So erkennen Sie gutes Olivenöl:

Die Auswahl an Ölen ist auch in den Supermärkten groß, und die Bezeichnung "extra vergine" und "kalt gepresst" findet sich an jeder Ecke. Daran ist ein gutes Öl jedoch längst nicht mehr alleine erkennbar. Wir müssen uns hier also etwas genauer damit befassen. Zunächst einmal sei festgestellt, dass eine frühe Ernte noch nicht ganz reifer, fester Oliven und ein möglichst kurzer Weg bis zur Pressung, direkt vom Baum zur Mühle, zwar deutlich weniger Menge, aber eine erheblich bessere Qualität bringt. Entgegen den sehr reifen Oliven, die dann noch etwas länger liegen bleibe um den Ertrag an Öl zu vergrößern, riecht die gute Qualität gar nicht mal typisch nach Oliven, sondern entfaltet ein Aroma von Schärfe, Frucht und Pfeffer, nach Gras, Beeren und manchmal auch nach Zitronen.
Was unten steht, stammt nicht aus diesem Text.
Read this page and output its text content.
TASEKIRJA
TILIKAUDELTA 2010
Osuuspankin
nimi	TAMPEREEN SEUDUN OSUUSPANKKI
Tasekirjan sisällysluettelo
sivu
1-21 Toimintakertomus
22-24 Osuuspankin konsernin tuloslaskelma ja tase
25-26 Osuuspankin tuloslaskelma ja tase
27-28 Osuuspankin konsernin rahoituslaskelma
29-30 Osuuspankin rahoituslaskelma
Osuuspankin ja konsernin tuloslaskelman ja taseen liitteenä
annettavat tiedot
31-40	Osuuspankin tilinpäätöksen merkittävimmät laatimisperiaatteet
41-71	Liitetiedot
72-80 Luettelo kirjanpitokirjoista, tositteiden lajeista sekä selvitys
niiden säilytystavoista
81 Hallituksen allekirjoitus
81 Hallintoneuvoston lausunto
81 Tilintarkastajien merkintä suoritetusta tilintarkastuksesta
In der Regel können nur kleinere Betriebe so eine Qualität in kleinen Mengen erzeugen. Damit rechtfertigt sich auch der Preisunterschied zum Supermarkt. Die Pflege der Bäume, deren Erntemenge bei etwa 20 kg - also etwa drei bis vier Liter Öl - liegt, braucht viel Personal. Die Ernte muss zudem sehr schnell erfolgen. Auf den Boden fallen darf hier auch nichts, das würde den Geschmack deutlich verfälschen.

Die Herkunftsbezeichnung D.O.P., zum Beispiel bei italienischen Ölen, ist sicher ein guter Hinweis auf Qualität, jedoch tragen nicht alle guten Hersteller diese Bezeichnung auf dem Etikett. Es bleibt letztlich nur der eigene Test. Riecht es zu sehr nach Oliven, sollten Sie also skeptisch sein. Vertrauen Sie lieber auf ein angenehm adstringierendes breitgefächertes Aroma.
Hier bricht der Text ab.